Der Kehlkopf bildet den Übergang vom Rachen zur Luftröhre. Er ist für die Stimmbildung und den Luftröhrenabschluss beim Schlucken zuständig. Bei einer Entzündung entstehen Symptome wie Heiserkeit, Husten, Schluckbeschwerden und Halsschmerzen. Bei einigen Menschen schwillt zudem die Schleimhaut an und es kommt zu Atembeschwerden. In der Regel ist eine Kehlkopfentzündung viral bedingt. Eine bakterielle Infektion des Kehldeckels ist selten und äußerst gefährlich, da es zu starken Schwellungen im Bereich der Atemwege kommt.

Eine Kehlkopfentzündung, die durch übermäßige Magensäure auftritt, verläuft meist chronisch. Es liegt eine Refluxösophagitis als Grunderkrankung vor. Hierbei kommt es zum Rückfluss von Magensäure in die Speiseröhre. Der Grund dafür ist eine übermäßige Säureproduktion, die durch die Peristaltik der Speiseröhre nicht kontrolliert werden kann. Es ist auch möglich, dass eine Schließmuskelschwäche am Mageneingang die Beschwerden verursacht.

Das ständige Aufstoßen von Magensäure führt anfangs zu einer Reizung des Kehlkopfes und schließlich zu einer Entzündung. Die verätzten Schleimhäute können im Verlauf Schmerzen beim Schlucken, Räusperzwang und Husten bereiten.

Wie wird eine Kehlkopfentzündung diagnostiziert?

Bei einer Kehlkopfentzündung kommt es zu Heiserkeit, Husten, Schluckbeschwerden und Halsschmerzen.

Bei einer Kehlkopfentzündung kommt es zu Heiserkeit, Husten, Schluckbeschwerden und Halsschmerzen.

Die Diagnose stellt der Hals-Nasen-Ohren Arzt. Er begutachtet die Schleimhäute und prüft die Funktion des Kehlkopfes. Anhand der Reizungen und Rötungen kann er schnell die Diagnose stellen. Mit feinen Instrumenten kann eine Sichtung des Kehlkopfes vorgenommen werden. Bei starkem Würgereiz werden die Schleimhäute leicht mit einem Spray betäubt. Sollte die Darstellung nicht ausreichen, kann eine Spiegelung mit einem dünnen Endoskop durchgeführt werden. Der Arzt kann außerdem das Schwingverhalten der Stimmbänder beurteilen, denn auch sie können in Mitleidenschaft gezogen sein.

Wie wird eine Kehlkopfentzündung behandelt?
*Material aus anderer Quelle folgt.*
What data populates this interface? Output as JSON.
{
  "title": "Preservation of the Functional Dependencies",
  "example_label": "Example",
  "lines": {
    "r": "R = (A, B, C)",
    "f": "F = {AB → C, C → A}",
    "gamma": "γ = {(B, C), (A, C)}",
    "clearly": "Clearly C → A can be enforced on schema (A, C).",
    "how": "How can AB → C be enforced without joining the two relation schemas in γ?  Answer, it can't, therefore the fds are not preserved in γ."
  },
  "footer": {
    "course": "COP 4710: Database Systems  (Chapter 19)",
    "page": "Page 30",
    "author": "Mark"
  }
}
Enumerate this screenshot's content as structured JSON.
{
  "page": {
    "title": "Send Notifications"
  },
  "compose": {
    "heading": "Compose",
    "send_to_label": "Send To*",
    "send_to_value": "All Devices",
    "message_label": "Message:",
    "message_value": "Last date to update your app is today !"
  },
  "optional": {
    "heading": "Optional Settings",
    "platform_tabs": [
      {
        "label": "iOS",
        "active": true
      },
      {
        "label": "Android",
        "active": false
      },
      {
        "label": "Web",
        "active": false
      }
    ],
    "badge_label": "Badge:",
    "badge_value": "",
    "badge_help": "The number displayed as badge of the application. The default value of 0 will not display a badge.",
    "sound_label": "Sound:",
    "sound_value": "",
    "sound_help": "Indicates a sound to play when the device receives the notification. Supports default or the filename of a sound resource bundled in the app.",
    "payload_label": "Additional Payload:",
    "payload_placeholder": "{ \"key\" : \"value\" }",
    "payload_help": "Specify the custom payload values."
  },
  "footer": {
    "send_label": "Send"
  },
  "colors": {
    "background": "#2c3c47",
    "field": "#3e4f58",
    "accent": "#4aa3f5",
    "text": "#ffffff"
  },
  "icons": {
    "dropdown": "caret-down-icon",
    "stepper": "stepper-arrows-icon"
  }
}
Die Ursache der Entzündung bestimmt die Therapie. Wenn die Refluxkrankheit der Auslöser ist, muss die Produktion der Magensäure mit einem Medikament verringert werden. Die Ernährung sollte ebenfalls angepasst werden. Zu viel Fett und Säure belasten den Kehlkopf und den Magen.

Begleitend helfen Inhalationen und die Befeuchtung der Raumluft. Sollten die Beschwerden nicht abklingen, kann der Mageneingang mit einer Operation verschlossen werden um den Reflux verhindern. Bei bakteriellen Ursachen wird ein Antibiotikum verschrieben. Kommt es zu Komplikationen, wie zum Beispiel Atemnot, muss ein Notarzt gerufen werden. Wenn sich die Schleimhäute nicht schnell abschwellen lassen, muss eine Intubation zur Sicherung der Atemwege erfolgen. Die künstliche Beatmung auf der Intensivstation kann so das Leben des Patienten retten.

Grundsätzlich verlaufen die meisten Kehlkopfentzündungen jedoch komplikationslos.